Tout en se posant ce genre de questions, il détourna le regard et dit à basse voix:

« Ça… ça me dérange pas… »

Puis, il se saisit d’un bentô devant lui qu’il ouvrit.

Bien sûr, Linka étouffa un rire et cacha sa bouche derrière ses mains.

Alors que Yumeki, l’air de rien commença à manger, que Koharu rangea sa nouvelle robe à l’intérieur de sa perle magique, une pensée soudaine traversa le jeune homme :

« Au fait, Linka, qu’est-ce que tu as dit avant que nous entrions dans la salle de concert ? J’avoue que j’ai pas réussi à comprendre, il y avait trop de bruit autour de moi…

– Ah, ça ?! C’était rien d’important, juste un encouragement.

– Qu’est-ce que… c’était… oneechan? Demanda timidement Koharu.

– Attends que je me souvienne précisément… dit-elle en levant les yeux en l’air et en posant son index sur sa lèvre inférieur. Ouais, je m’en souviens. J’ai dit : « Pour qu’on puisse encore s’amuser comme des fous… même si vous êtes mauvais aux jeux de baston. » Voilà, c’est ça que j’ai dit ! »

Sur ces mots, avant même qu’ils ne puissent protester, elle attrapa un karaage et le mit dans sa bouche de manière insouciante.

« Hééé!
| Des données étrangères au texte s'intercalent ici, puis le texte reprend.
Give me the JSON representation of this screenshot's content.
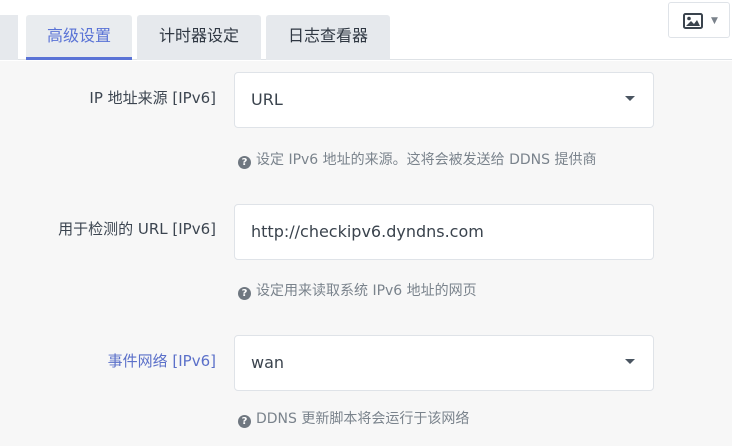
{
  "tabs": [
    {
      "label": "高级设置",
      "active": true
    },
    {
      "label": "计时器设定",
      "active": false
    },
    {
      "label": "日志查看器",
      "active": false
    }
  ],
  "toolbar": {
    "image_toggle_icon": "image-icon",
    "caret_icon": "caret-down-icon"
  },
  "fields": [
    {
      "label": "IP 地址来源 [IPv6]",
      "type": "select",
      "value": "URL",
      "help": "设定 IPv6 地址的来源。这将会被发送给 DDNS 提供商"
    },
    {
      "label": "用于检测的 URL [IPv6]",
      "type": "input",
      "value": "http://checkipv6.dyndns.com",
      "help": "设定用来读取系统 IPv6 地址的网页"
    },
    {
      "label": "事件网络 [IPv6]",
      "type": "select",
      "value": "wan",
      "help": "DDNS 更新脚本将会运行于该网络"
    }
  ],
  "colors": {
    "accent": "#5a73d6",
    "tab_bg": "#e6e9ed",
    "panel_bg": "#f7f7f7"
  }
}
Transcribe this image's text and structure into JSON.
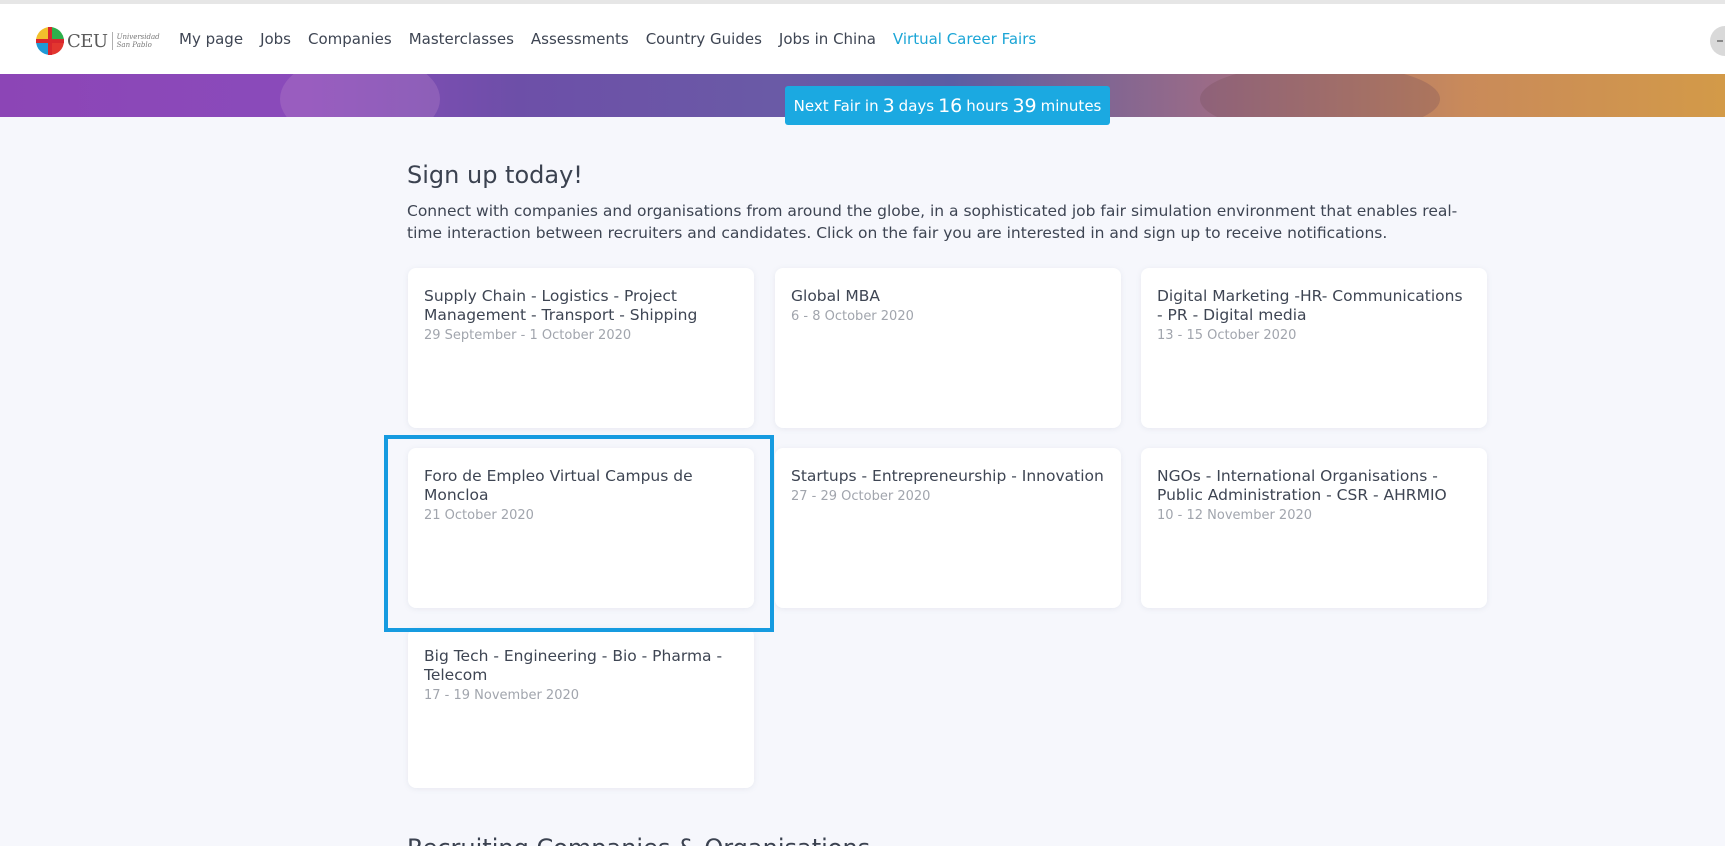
{
  "logo": {
    "text": "CEU",
    "sub_line1": "Universidad",
    "sub_line2": "San Pablo"
  },
  "nav": [
    {
      "label": "My page",
      "active": false
    },
    {
      "label": "Jobs",
      "active": false
    },
    {
      "label": "Companies",
      "active": false
    },
    {
      "label": "Masterclasses",
      "active": false
    },
    {
      "label": "Assessments",
      "active": false
    },
    {
      "label": "Country Guides",
      "active": false
    },
    {
      "label": "Jobs in China",
      "active": false
    },
    {
      "label": "Virtual Career Fairs",
      "active": true
    }
  ],
  "countdown": {
    "prefix": "Next Fair in",
    "days": "3",
    "days_label": "days",
    "hours": "16",
    "hours_label": "hours",
    "minutes": "39",
    "minutes_label": "minutes"
  },
  "main": {
    "heading": "Sign up today!",
    "intro": "Connect with companies and organisations from around the globe, in a sophisticated job fair simulation environment that enables real-time interaction between recruiters and candidates. Click on the fair you are interested in and sign up to receive notifications.",
    "next_heading": "Recruiting Companies & Organisations"
  },
  "fairs": [
    {
      "title": "Supply Chain - Logistics - Project Management - Transport - Shipping",
      "date": "29 September - 1 October 2020"
    },
    {
      "title": "Global MBA",
      "date": "6 - 8 October 2020"
    },
    {
      "title": "Digital Marketing -HR- Communications - PR - Digital media",
      "date": "13 - 15 October 2020"
    },
    {
      "title": "Foro de Empleo Virtual Campus de Moncloa",
      "date": "21 October 2020"
    },
    {
      "title": "Startups - Entrepreneurship - Innovation",
      "date": "27 - 29 October 2020"
    },
    {
      "title": "NGOs - International Organisations - Public Administration - CSR - AHRMIO",
      "date": "10 - 12 November 2020"
    },
    {
      "title": "Big Tech - Engineering - Bio - Pharma - Telecom",
      "date": "17 - 19 November 2020"
    }
  ],
  "colors": {
    "accent": "#1ba9e1",
    "highlight_border": "#169be0",
    "page_bg": "#f6f7fc"
  }
}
Je suis pas un otaku, combien de fois faudra que je te le répète ?! C’est normal que je sois moins doué que toi, mais je suis pas nul pour autant… »

 Répliqua bruyamment Yumeki en serrant dans sa main ses baguettes.

Un éclat de lumière se produisit à cet instant, il provenait de Koharu. Elle venait de se transformer, elle portait à nouveau sa tenue loligoth :

« Ouais, c’est pas parce que tu m’as battu une fois que tu es meilleure, dis-donc ?! Je te prends quand tu veux… »

Linka prit une bouchée de riz et, en ignorant leurs remarques, elle dit calmement :

« Ça vous dit d’essayer un nouveau jeu coopératif que j’ai acheté récemment? Il a été créé par le studio… »

Les trois voix s’élevèrent en même temps, chacune exprimant autre chose, aucun n’écoutait vraiment l’autre et elles pouvaient paraître distantes les unes des autres ; pourtant, elles n’avaient jamais été si proches.